The janitor asked me how
to pronounce the creature’s name
& I said salamander for him.
He looked at it on the screen
and I looked at him.
Slide your legs into its tail I said.
I can’t he said as he did.
Dish your guts there into its cavity
of guts, I can’t he said (manifestly untrue
for he did so). Mash the thing’s
name and yours I said together into
that irreversible hole I know you keep
And he did & it broke over his face
& flowed, water from the earth,
I can’t, I can’t, he said.
-- Jon Woodward
I admire Salamander’s economy of language and action, and the strategy of its development. So much happens, so surprisingly, in such a small space.
The title, the name of a garden-variety creature, sets me within a frame of natural reference; and the poem opens with a seemingly ordinary encounter. A janitor asks a question of the speaker: “how to pronounce the creature’s name.” So right away there’s a dialog between the janitor and the speaker, but also, between the salamander as a living, bodily creature, and its “name.” And then it turns out it’s not a living creature – it’s a picture on a screen. From there the poem rapidly morphs into a surreal fable, fraught with surprise and violence.
The speaker knows something odd and terrifying about the janitor that the janitor himself doesn’t know –- “that irreversible hole I know you keep.” One reason the poem is so frightening is that we are in the janitor’s position, not the speaker’s. There’s an unusual reversal in the poem’s use of first and third person. We would normally identify with a speaking “I” rather than with a more distanced “he” – but here we identify not with the coolly sinister speaker, but with the hapless janitor commanded to undertake a literally gut-wrenching action. The speaker orders the janitor to slide his legs into the creature’s tail, and “dish” his guts “there into its cavity // of guts” – a violence I feel in my own guts. The speaker controls the narration, and also controls the janitor.
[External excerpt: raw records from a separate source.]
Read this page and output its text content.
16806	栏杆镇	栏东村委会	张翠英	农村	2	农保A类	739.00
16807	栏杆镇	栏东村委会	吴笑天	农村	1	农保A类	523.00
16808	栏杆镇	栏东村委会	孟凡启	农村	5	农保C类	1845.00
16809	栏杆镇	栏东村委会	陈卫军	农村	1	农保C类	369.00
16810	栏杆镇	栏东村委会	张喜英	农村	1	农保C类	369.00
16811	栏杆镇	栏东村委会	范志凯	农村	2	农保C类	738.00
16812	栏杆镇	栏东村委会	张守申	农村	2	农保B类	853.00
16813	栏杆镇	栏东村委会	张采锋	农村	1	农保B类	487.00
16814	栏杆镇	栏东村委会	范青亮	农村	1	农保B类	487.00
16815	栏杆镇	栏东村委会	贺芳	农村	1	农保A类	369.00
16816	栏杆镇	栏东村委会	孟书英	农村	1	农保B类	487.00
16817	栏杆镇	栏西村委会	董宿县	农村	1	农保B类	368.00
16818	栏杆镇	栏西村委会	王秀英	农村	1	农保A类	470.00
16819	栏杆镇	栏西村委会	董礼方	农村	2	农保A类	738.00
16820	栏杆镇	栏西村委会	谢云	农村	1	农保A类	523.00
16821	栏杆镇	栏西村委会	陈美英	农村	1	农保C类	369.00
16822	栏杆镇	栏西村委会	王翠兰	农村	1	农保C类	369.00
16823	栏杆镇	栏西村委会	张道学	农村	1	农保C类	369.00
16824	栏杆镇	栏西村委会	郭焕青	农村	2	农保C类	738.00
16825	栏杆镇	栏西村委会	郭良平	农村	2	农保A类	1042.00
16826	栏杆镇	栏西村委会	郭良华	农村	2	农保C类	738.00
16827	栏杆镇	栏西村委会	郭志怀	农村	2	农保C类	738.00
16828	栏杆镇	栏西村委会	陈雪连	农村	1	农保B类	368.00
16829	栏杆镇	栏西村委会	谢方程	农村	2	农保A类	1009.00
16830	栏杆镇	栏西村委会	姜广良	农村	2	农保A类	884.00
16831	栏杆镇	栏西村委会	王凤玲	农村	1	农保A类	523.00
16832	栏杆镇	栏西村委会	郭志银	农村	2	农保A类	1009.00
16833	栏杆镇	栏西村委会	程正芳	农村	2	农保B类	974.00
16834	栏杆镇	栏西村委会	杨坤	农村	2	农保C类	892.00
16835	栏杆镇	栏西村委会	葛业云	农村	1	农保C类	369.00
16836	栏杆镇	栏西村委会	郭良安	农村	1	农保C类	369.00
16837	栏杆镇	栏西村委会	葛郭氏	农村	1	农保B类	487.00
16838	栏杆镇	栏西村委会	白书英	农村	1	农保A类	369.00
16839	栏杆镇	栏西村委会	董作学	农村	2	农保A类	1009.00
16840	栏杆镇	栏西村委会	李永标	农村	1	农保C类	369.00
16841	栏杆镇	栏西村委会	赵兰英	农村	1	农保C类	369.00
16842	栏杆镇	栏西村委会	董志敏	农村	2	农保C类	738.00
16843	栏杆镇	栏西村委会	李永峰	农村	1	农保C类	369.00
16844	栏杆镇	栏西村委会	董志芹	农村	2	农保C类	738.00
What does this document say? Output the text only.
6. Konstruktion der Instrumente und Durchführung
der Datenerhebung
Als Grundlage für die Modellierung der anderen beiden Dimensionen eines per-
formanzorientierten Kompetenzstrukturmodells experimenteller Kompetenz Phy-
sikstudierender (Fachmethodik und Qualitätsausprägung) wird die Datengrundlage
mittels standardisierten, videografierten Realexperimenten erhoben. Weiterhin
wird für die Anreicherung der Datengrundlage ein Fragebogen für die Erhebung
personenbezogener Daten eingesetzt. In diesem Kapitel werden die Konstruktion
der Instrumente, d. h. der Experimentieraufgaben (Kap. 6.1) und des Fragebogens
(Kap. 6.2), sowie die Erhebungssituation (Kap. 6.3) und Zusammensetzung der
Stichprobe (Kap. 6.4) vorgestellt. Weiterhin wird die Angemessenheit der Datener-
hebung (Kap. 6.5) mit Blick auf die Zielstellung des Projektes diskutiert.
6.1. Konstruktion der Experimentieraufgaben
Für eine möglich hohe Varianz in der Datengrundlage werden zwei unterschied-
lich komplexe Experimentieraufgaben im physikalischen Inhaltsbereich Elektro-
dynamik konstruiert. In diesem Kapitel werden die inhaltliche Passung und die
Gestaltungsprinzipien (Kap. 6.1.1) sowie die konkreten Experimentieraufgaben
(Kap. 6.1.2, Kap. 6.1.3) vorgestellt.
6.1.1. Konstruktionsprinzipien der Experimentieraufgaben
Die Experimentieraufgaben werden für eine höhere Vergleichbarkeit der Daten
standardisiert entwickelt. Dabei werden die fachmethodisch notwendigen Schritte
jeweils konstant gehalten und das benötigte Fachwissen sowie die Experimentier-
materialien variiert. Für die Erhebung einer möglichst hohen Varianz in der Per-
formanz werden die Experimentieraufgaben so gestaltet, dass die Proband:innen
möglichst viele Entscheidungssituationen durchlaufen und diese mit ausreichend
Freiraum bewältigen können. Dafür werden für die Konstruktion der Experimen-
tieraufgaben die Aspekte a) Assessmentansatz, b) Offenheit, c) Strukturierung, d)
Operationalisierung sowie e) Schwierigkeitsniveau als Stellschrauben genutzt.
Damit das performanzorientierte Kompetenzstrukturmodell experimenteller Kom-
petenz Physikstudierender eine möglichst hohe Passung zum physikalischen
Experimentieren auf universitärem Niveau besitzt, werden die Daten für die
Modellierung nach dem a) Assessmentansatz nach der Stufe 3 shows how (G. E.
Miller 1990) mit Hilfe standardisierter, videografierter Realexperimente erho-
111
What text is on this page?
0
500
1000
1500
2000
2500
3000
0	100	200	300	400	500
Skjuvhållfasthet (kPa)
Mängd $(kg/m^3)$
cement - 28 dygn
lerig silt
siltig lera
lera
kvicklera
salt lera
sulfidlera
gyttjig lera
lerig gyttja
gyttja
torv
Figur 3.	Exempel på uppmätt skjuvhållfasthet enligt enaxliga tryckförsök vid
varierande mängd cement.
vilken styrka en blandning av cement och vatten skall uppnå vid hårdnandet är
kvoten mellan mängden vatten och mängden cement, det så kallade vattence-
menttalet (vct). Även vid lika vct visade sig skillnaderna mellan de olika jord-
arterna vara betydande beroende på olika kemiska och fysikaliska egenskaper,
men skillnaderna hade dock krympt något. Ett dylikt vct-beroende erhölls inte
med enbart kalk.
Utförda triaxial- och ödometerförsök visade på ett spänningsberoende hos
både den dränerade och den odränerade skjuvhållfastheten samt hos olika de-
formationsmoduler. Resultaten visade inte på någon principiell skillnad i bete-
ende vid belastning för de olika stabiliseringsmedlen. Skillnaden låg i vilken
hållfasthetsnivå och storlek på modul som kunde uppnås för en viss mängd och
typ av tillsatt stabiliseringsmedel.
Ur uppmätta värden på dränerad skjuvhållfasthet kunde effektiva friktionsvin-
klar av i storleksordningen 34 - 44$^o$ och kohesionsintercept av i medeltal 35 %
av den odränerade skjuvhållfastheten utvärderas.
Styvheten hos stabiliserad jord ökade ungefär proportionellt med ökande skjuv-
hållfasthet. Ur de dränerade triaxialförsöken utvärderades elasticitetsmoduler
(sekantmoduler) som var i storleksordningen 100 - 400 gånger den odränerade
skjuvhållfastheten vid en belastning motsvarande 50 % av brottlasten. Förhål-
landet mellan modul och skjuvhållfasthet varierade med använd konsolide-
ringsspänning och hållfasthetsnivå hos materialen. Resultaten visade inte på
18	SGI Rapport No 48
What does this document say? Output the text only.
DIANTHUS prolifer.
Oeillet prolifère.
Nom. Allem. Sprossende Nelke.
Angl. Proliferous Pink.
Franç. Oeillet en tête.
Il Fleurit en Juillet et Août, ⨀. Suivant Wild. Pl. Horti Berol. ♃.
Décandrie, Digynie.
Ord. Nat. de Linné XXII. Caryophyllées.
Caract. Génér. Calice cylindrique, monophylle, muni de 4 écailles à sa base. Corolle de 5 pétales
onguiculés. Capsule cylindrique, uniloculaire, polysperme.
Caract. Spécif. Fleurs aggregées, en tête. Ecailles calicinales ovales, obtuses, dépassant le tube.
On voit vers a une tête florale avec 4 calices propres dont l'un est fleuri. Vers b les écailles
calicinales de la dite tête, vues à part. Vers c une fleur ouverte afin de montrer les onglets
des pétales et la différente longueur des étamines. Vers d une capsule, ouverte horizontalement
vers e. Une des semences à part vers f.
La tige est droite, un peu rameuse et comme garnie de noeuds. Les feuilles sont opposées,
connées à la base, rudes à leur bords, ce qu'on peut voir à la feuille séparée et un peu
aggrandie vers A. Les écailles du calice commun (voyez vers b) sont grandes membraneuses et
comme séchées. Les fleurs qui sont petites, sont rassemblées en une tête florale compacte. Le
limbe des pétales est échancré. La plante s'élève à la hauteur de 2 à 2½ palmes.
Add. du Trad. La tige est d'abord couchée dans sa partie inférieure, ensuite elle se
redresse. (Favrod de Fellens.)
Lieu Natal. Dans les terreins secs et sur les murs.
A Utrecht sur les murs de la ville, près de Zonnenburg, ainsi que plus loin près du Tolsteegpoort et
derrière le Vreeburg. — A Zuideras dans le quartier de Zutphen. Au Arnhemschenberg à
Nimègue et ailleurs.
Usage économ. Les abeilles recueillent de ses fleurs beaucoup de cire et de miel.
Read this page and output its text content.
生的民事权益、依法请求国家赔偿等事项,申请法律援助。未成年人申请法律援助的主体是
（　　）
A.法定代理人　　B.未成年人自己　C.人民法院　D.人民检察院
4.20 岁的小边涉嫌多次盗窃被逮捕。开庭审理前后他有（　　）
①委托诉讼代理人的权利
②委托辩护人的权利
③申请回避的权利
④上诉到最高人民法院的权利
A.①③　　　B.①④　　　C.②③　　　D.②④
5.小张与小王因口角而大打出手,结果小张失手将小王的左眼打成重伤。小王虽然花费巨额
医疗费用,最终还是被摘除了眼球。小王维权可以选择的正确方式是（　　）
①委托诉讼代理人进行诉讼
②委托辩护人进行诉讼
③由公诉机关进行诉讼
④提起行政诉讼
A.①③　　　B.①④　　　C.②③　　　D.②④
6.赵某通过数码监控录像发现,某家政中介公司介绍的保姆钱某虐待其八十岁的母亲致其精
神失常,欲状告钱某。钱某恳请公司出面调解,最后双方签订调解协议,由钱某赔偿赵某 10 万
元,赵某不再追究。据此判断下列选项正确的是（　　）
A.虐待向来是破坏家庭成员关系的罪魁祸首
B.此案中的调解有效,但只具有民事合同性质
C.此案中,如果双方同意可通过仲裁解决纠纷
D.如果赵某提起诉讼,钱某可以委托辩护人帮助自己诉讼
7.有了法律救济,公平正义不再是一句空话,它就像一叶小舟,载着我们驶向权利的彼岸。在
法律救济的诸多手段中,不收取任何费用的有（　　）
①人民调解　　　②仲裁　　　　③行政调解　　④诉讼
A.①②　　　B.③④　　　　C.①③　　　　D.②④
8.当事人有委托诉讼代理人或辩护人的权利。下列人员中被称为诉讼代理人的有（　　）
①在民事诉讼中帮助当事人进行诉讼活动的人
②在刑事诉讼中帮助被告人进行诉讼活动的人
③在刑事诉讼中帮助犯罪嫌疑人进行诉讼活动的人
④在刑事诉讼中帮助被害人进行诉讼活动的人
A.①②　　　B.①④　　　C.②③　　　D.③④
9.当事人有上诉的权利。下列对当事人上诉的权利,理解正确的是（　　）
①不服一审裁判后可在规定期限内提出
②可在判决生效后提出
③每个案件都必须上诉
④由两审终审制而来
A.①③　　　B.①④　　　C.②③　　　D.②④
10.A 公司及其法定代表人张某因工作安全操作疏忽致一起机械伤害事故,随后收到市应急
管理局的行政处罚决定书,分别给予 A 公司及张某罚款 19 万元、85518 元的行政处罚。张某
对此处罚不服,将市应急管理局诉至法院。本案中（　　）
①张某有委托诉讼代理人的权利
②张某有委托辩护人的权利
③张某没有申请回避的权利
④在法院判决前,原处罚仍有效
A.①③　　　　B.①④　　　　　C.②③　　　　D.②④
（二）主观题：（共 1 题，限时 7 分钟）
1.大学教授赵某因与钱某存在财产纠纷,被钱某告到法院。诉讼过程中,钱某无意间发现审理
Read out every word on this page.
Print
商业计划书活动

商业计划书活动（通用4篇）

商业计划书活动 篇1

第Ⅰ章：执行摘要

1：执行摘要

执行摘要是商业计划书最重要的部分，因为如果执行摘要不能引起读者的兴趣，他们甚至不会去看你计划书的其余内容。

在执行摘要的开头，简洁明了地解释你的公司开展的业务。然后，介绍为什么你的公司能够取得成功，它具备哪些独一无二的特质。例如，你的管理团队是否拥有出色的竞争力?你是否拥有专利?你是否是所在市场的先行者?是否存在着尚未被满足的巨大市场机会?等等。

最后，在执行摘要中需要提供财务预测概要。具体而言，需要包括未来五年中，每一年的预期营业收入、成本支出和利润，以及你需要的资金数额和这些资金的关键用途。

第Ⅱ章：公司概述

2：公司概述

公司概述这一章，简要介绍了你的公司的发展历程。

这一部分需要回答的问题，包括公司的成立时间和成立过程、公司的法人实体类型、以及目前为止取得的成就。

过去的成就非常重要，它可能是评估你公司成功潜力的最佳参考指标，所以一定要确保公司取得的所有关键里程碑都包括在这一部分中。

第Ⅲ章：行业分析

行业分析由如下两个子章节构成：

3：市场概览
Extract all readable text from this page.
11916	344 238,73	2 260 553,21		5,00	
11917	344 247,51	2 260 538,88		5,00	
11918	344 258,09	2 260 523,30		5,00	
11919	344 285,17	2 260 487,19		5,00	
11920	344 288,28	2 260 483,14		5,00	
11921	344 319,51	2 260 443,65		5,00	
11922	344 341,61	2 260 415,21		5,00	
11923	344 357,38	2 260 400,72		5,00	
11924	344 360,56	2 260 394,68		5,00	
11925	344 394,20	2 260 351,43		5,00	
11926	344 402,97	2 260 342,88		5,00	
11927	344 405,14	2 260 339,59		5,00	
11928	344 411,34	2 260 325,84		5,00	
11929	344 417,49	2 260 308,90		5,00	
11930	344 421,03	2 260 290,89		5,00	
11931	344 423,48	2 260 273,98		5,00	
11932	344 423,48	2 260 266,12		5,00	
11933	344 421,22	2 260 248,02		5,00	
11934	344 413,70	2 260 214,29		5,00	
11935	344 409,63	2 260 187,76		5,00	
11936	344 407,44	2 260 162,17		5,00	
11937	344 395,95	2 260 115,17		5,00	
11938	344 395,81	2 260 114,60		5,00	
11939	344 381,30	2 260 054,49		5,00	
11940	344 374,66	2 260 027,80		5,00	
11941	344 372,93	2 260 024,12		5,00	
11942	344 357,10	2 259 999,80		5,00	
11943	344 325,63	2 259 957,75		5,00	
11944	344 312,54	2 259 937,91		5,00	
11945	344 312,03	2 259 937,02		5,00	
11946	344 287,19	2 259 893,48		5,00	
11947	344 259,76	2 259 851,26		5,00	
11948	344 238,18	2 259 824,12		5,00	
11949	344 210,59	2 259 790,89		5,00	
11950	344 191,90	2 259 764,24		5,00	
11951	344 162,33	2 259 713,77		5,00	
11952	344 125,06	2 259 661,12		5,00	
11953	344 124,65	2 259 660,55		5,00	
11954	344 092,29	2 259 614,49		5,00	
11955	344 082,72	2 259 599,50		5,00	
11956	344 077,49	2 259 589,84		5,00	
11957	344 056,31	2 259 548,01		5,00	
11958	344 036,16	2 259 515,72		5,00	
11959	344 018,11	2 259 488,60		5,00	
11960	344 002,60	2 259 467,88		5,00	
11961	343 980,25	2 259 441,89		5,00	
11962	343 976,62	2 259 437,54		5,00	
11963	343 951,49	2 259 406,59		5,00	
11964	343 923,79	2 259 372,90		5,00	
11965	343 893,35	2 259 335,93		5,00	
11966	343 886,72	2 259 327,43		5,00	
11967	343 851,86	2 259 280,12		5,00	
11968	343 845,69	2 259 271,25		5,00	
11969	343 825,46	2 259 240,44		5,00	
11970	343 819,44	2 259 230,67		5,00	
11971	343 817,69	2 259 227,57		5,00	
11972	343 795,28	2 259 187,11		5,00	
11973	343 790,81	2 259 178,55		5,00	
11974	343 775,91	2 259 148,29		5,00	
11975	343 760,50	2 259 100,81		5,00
Throughout the poem there’s tension – a ind of slipperiness – between animal creatureliness (including the janitor’s) and its opposite, the realm of signs: not an actual salamander, but its digital image; not the creature, but its name. But neither nominalism nor virtual reality protects the janitor, who is violently merged with the salamander in a frighteningly physical way. “Mash the thing’s / name and yours I said together”. The impossible mashing occurs (“he did”), and it is not nominal but physical (“it broke over his face // and flowed, water from the earth”). The poem ends with the unlucky janitor’s cries of protest -- his refusal to believe he can do what he is ordered to do and does do: “I can’t, I can’t.”
I’ve pointed to a few poetic strategies. But in the end, I feel the poem’s power remains mysterious – a little out of reach of any words but its own.